I was inspired to do this partially by my grandmother, who managed to cook for a large family during the worst time in our nation, the Great Depression. She always amazed me in her ability to create meals out of nothing and with no guidance from a recipe. This instinct seemed to come naturally to her, and it certainly frustrated me with my lack of it. I also discovered The Complete Tassajara Cookbook, which provided me with some idea as to how to cook without a recipe. These two influences were crucial in my developing cooking abilities.
How did I begin this type of cooking? I first began studying how basic dishes such as a casserole or a stir fry were put together. For example, a casserole usually includes a carbohydrate such as rice or noodles, some sort of sauce, veggies, and the like. Too, I also looked at the type of spices used for Mexican, Italian, Asian, and similar dishes. Knowing these spices and having them ready at home made cooking so much easier.
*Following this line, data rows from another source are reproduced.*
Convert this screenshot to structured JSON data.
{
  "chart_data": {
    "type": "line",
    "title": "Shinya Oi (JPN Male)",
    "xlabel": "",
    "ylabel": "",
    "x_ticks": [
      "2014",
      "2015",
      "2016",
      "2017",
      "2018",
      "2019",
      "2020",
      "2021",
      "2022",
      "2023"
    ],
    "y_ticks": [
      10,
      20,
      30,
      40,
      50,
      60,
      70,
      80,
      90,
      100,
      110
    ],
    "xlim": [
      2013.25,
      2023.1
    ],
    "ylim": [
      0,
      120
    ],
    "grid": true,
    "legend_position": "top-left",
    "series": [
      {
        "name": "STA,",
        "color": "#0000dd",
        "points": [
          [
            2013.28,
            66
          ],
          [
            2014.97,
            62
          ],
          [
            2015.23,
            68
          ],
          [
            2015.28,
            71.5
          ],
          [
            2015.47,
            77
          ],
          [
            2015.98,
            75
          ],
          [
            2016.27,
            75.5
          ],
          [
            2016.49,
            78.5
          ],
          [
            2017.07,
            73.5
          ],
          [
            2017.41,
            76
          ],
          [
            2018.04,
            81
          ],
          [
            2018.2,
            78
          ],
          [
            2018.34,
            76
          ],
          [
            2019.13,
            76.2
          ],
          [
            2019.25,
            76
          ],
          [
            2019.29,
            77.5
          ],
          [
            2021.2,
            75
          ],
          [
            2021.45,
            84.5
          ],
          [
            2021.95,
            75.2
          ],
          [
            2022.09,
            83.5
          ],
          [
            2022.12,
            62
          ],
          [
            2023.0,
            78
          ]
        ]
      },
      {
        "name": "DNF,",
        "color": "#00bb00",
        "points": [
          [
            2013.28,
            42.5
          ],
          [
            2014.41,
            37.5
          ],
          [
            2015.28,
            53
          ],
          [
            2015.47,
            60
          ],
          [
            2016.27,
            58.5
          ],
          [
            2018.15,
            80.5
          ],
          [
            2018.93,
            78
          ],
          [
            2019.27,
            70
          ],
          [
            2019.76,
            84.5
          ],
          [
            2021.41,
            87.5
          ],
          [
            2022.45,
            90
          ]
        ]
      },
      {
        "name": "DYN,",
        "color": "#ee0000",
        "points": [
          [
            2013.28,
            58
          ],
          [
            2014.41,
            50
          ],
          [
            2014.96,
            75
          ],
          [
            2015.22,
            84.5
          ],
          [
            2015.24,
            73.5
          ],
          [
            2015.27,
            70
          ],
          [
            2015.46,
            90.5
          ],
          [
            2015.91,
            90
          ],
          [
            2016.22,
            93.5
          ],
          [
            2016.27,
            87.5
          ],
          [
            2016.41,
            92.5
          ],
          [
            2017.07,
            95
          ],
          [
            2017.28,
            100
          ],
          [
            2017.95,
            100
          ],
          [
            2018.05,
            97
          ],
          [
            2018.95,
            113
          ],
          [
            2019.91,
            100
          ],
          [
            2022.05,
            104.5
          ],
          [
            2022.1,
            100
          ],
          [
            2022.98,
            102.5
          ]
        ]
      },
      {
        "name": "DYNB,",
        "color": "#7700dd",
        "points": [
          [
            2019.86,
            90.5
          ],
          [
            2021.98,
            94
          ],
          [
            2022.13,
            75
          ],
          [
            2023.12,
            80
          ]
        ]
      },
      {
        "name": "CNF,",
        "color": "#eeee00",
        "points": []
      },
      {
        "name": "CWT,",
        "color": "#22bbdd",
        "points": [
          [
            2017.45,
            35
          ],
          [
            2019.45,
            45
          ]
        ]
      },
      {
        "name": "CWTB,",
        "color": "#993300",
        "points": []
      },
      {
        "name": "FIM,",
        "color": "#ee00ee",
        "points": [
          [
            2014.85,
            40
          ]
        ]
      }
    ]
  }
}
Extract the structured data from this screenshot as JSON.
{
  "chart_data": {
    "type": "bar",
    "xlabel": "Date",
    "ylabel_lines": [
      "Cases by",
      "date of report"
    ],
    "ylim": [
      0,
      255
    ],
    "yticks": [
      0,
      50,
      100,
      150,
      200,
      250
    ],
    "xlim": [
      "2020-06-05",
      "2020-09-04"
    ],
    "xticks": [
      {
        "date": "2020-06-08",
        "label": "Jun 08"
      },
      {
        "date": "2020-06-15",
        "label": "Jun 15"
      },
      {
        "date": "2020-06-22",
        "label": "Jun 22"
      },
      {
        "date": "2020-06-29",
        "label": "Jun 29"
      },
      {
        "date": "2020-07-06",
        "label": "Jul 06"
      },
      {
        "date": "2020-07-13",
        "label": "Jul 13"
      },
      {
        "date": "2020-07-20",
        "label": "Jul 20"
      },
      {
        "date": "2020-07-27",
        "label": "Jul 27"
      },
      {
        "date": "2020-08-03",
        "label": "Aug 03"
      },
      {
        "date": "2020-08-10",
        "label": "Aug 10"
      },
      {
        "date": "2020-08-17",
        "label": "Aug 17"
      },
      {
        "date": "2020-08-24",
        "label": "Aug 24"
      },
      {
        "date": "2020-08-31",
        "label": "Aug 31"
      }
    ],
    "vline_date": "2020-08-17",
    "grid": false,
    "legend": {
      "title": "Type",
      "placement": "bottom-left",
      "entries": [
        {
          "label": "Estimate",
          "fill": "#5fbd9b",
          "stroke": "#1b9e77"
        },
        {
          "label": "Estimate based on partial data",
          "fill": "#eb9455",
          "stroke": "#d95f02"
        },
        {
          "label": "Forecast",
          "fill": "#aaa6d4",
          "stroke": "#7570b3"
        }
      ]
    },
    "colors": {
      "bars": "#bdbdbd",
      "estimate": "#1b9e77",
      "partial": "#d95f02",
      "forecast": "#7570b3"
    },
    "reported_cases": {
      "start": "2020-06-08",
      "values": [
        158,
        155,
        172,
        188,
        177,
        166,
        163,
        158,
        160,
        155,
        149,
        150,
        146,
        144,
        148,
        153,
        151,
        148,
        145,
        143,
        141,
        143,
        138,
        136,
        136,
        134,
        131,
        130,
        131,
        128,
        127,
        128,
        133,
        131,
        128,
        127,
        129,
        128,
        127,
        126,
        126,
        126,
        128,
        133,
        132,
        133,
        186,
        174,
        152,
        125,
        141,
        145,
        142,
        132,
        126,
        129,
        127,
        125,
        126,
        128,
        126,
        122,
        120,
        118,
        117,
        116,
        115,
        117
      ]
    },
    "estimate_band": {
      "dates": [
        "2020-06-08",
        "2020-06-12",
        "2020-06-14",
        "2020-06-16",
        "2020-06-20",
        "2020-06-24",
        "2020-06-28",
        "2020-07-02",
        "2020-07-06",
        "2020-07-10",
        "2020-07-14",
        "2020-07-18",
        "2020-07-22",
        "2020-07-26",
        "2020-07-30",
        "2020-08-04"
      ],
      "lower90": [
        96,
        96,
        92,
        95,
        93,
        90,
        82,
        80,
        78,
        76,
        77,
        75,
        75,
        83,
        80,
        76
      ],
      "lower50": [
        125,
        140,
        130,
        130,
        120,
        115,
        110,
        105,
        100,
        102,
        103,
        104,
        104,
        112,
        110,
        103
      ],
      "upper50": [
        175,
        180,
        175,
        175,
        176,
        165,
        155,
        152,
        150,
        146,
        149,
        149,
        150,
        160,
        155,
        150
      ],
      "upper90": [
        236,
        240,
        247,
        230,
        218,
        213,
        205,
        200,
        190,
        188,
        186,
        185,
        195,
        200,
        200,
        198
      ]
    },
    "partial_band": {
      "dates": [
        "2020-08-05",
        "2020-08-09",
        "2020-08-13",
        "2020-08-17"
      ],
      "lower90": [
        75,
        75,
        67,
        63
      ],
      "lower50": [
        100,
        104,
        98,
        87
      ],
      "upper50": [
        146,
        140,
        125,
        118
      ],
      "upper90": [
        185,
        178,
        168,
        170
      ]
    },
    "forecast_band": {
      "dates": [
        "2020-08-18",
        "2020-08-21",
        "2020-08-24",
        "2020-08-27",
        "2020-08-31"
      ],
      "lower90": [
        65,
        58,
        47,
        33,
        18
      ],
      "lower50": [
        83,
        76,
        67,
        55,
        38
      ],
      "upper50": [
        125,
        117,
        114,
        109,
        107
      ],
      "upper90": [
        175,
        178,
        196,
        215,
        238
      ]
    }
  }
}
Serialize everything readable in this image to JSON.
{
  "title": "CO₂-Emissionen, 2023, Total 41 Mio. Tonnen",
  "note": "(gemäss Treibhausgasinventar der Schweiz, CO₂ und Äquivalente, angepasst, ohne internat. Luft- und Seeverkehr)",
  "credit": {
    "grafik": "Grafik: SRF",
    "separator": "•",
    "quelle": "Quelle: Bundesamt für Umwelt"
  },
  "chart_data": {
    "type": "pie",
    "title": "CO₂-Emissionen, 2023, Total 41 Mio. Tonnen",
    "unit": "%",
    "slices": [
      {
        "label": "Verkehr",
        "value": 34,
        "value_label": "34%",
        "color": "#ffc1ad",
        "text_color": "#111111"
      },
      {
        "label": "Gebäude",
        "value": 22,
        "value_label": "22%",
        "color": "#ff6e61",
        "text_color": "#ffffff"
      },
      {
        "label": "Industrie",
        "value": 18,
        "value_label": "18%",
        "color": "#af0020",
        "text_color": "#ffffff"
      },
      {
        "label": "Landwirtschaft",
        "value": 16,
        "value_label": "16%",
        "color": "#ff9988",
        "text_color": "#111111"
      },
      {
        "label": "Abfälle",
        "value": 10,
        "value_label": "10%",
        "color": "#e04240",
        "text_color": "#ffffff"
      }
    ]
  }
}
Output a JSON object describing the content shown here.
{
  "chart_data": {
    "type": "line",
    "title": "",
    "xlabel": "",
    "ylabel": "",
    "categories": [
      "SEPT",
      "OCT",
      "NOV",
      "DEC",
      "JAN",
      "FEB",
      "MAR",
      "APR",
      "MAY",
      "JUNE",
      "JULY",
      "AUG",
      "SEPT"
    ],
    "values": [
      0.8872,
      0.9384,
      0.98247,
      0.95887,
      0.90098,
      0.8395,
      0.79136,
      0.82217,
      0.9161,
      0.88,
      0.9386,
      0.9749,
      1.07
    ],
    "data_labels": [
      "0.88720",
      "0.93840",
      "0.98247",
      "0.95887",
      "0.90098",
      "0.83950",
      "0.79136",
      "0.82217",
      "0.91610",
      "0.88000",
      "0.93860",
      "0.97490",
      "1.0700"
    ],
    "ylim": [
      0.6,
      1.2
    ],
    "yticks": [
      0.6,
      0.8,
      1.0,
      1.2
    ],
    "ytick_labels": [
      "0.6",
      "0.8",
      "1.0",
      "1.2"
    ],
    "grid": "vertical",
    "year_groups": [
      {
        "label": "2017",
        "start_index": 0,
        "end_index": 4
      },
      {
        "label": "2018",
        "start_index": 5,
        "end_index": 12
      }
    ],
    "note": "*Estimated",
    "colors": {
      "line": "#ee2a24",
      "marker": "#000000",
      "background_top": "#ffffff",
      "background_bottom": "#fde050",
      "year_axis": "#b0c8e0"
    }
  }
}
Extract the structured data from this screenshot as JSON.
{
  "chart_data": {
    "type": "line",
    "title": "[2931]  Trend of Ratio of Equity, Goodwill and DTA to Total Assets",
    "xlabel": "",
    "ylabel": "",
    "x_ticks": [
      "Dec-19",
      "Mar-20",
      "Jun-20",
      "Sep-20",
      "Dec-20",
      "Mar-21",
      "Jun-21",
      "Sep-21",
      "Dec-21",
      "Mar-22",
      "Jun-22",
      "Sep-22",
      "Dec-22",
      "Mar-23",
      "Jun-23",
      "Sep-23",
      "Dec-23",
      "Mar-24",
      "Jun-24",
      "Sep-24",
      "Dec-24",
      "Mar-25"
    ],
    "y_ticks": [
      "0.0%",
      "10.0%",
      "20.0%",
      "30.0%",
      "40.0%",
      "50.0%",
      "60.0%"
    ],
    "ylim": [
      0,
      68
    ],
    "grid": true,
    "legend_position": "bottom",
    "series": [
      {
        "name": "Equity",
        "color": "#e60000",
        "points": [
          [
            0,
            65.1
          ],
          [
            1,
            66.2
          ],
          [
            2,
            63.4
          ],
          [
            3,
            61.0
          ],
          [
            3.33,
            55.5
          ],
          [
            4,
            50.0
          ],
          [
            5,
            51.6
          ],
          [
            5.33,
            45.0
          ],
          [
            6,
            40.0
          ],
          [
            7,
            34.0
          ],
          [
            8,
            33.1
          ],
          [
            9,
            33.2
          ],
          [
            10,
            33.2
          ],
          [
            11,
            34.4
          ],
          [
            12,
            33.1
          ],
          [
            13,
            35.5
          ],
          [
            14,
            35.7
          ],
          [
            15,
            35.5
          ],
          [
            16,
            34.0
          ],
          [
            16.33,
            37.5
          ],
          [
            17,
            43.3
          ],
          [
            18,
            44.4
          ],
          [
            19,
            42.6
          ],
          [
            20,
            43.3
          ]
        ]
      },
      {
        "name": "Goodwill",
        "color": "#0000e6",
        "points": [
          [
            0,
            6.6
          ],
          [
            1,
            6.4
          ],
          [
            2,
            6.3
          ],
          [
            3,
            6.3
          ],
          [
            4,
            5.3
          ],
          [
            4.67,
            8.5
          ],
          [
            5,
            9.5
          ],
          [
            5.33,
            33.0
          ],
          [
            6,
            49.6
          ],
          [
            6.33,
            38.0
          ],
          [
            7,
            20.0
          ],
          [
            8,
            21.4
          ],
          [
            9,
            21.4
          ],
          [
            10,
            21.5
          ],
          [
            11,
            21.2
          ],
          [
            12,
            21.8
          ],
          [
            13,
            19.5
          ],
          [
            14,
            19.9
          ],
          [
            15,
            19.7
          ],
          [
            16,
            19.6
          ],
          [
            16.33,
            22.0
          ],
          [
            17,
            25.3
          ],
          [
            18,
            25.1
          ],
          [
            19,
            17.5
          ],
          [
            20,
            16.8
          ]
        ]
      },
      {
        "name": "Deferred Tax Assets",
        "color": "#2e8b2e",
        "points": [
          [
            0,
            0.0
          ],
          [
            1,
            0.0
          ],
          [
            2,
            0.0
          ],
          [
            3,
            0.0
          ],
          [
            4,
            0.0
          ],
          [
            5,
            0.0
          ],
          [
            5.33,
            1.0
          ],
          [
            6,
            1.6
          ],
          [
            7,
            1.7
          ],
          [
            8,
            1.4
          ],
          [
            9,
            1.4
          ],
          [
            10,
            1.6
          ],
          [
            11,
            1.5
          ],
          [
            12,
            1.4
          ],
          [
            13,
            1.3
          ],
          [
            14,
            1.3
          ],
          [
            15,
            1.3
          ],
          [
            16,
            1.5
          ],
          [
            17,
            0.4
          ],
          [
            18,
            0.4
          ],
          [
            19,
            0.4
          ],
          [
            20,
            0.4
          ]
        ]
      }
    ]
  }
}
Learning the basics of cooking is an ongoing process, but it has been worth it.
In addition to studying easy cooking recipes and the basics of such meals, storing a wide range of ingredients at home is necessary. Whether it is a spice, rice, or a vegetable, making sure that you have a good selection for your improvisation will make it that much easier. There are lists of basic pantry items online or often in specialized recipe books. Looking at these suggestions and tailoring them to your family’s tastes and budgets will help you build up the size of your pantry.
And what then? I just learned how to cook as I went along. After I had gathered ingredients for our home pantry, I found myself creating soups, casseroles, and other dishes. These meals vary from time to time, and written recipes look more like suggestions for another person’s creativity. This method for cooking food has been of great benefit for our small family as well as our small budget.
So what do you have to lose? Put that recipe book aside for the evening and give your own creativity a chance for expression in the kitchen. You might enjoy the change!